Irgendwann wurde all das dem deutschen Papst zu viel. Sein Gesundheitszustand verschlechterte sich: Sein Hörvermögen hatte gelitten, und mit dem linken Auge konnte er nicht mehr sehen. Er war so abgemagert, dass die Schneider kaum nachkamen mit dem Anpassen neuer Kleider. Ende 2012 ließ sich sein Biograf, der deutsche Journalist Peter Seewald, vernehmen, er habe den Papst noch nie so erschöpft und niedergeschlagen gesehen. Im März des Jahres war Benedikt auf einer Reise nach Mexiko und Kuba in seinem Zimmer ins Straucheln gekommen und gestürzt, wobei er mit dem Kopf auf einem Waschbecken aufschlug. Der Unfall wurde vom Vatikan geheim gehalten, doch für den nachlassenden Papst war es ein ausschlaggebender Moment. Nach seiner Rückkehr von der äußerst strapaziösen Reise vertiefte er sich ins Gebet und verbrachte viele Stunden vor dem großen Bronzechristus, der von der Wand seiner kleinen Privatkapelle in seinen Wohnräumen im Apostolischen Palast herabblickte. Ihm war noch vor Augen, wie Johannes Paul II. sich entschieden hatte, im Licht der Öffentlichkeit zu sterben; atmosphärisch hatte jene letzten Sterbetage etwas beinah Karnevaleskes umgeben, womit der strenge und zurückhaltende Mann aus Bayern überhaupt nicht einverstanden war. Nach langem Beten entschloss er sich zu einem Schritt, den seit 598 Jahren kein Papst mehr unternommen hatte. Damals hatte Papst Gregor XII. abgedankt, um dem westlichen Schisma zwischen rivalisierenden Päpsten und Gegenpäpsten – jeder von unterschiedlichen Lagern und Königreichen innerhalb der katholischen Kirche anerkannt – ein Ende zu setzen. Benedikt würde auf sein Amt verzichten und zurücktreten.

Lange Zeit behielt er diese Entscheidung für sich. Er wollte einen günstigen Zeitpunkt für die Bekanntgabe finden, um der Kirche unnötige Turbulenzen zu ersparen und sie in ihrem liturgischen Leben nicht mehr als nötig zu stören. Nach Pfingsten oder vor der Fastenzeit schienen passende Zeitpunkte zu sein. Doch noch bevor er der Welt die Neuigkeiten bekanntmachen konnte, wurde die Kirche, die seit Jahren schon wankte und von einer Krise in die andere schlitterte, von neuen dramatischen Entwicklungen heimgesucht. Sie erschütterten Benedikts ohnehin schon brüchig gewordene Zuversicht in ihren Grundfesten.

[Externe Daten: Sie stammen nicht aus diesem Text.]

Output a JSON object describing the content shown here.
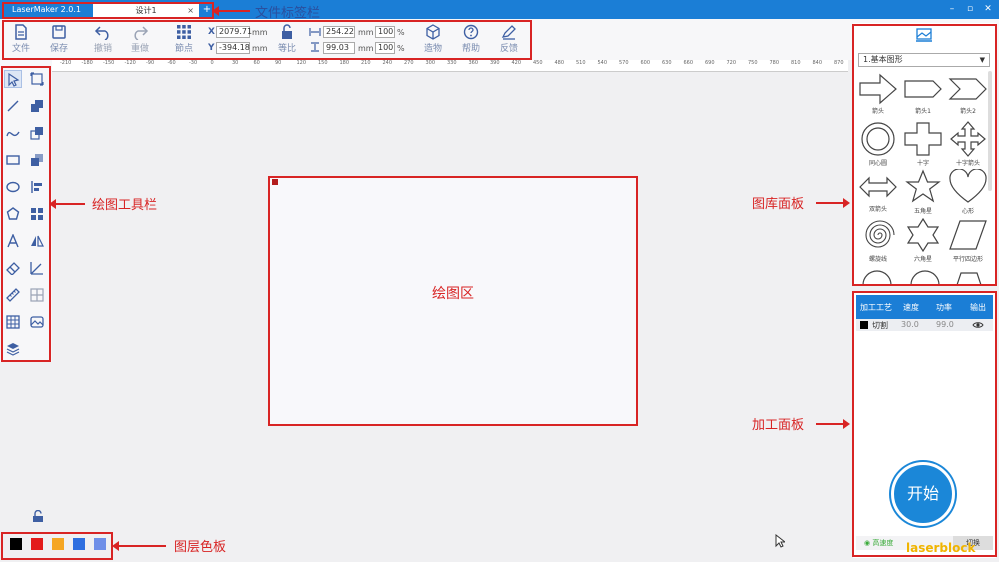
{
  "titlebar": {
    "app_tab": "LaserMaker 2.0.1",
    "doc_tab": "设计1",
    "close_glyph": "×",
    "add_glyph": "+",
    "min_glyph": "–",
    "max_glyph": "▫",
    "win_close_glyph": "✕"
  },
  "toolbar": {
    "file": "文件",
    "save": "保存",
    "undo": "撤销",
    "redo": "重做",
    "node": "節点",
    "x_label": "X",
    "y_label": "Y",
    "x_value": "2079.71",
    "y_value": "-394.18",
    "width_value": "254.22",
    "height_value": "99.03",
    "unit": "mm",
    "scale_w": "100",
    "scale_h": "100",
    "percent": "%",
    "ratio": "等比",
    "create": "造物",
    "help": "帮助",
    "feedback": "反馈"
  },
  "ruler": {
    "ticks": [
      "-210",
      "-180",
      "-150",
      "-120",
      "-90",
      "-60",
      "-30",
      "0",
      "30",
      "60",
      "90",
      "120",
      "150",
      "180",
      "210",
      "240",
      "270",
      "300",
      "330",
      "360",
      "390",
      "420",
      "450",
      "480",
      "510",
      "540",
      "570",
      "600",
      "630",
      "660",
      "690",
      "720",
      "750",
      "780",
      "810",
      "840",
      "870"
    ]
  },
  "canvas": {
    "label": "绘图区"
  },
  "annotations": {
    "tab_bar": "文件标签栏",
    "draw_tools": "绘图工具栏",
    "library": "图库面板",
    "process": "加工面板",
    "layer_colors": "图层色板"
  },
  "layer_colors": [
    "#000000",
    "#e31b1b",
    "#f5a623",
    "#2f6fe0",
    "#6f8fe8"
  ],
  "library": {
    "select_value": "1.基本图形",
    "shapes": [
      "箭头",
      "箭头1",
      "箭头2",
      "同心圆",
      "十字",
      "十字箭头",
      "双箭头",
      "五角星",
      "心形",
      "螺旋线",
      "六角星",
      "平行四边形"
    ]
  },
  "process": {
    "headers": [
      "加工工艺",
      "速度",
      "功率",
      "输出"
    ],
    "row": {
      "mode": "切割",
      "speed": "30.0",
      "power": "99.0"
    },
    "start": "开始",
    "speed_toggle": "◉ 高速度",
    "switch": "切换"
  },
  "watermark": "laserblock",
  "colors": {
    "accent": "#1b7ed6",
    "annotation": "#d82424"
  }
}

Am 23. Mai 2012 wurde der Kammerdiener des Papstes Paolo Gabriele unter dem Vorwurf verhaftet, er habe sensible Unterlagen vom Schreibtisch des Papstes gestohlen und sie an die Presse weitergespielt. Gabriele gehörte zu einer Handvoll von Leuten, die einen Schlüssel zu dem Fahrstuhl hatten, der in die privaten Wohnräume des Papstes führte. Seit sechs Jahren war er Benedikts Kammerdiener gewesen. Der Papst, so behaupteten Eingeweihte, sah ihn wie einen Sohn an. Der Verrat war niederschmetternd.

Viele Medien berichteten über die Affäre wie über einen lustigen Streich. „What the Butler Leaked“ („Was der Diener durchsickern ließ“) war als Schlagzeile einfach zu verführerisch. Doch als Gabriele verurteilt wurde, begriff jeder, der die Gerichtsverhandlung eingehender verfolgte, dass die Sache in ganz anderer Hinsicht niederschmetternd war. Gabriele hatte einem Journalisten Papiere zugespielt, die vernichtet werden sollten und vom Papst entsprechend gekennzeichnet waren. Aber er hatte das nicht getan, um sich zu bereichern, sondern aus einem Gefühl für die Missachtung der Loyalität heraus; er sorgte und beunruhigte sich über das Ausmaß, in dem Untergebene den Papst hinters Licht führten.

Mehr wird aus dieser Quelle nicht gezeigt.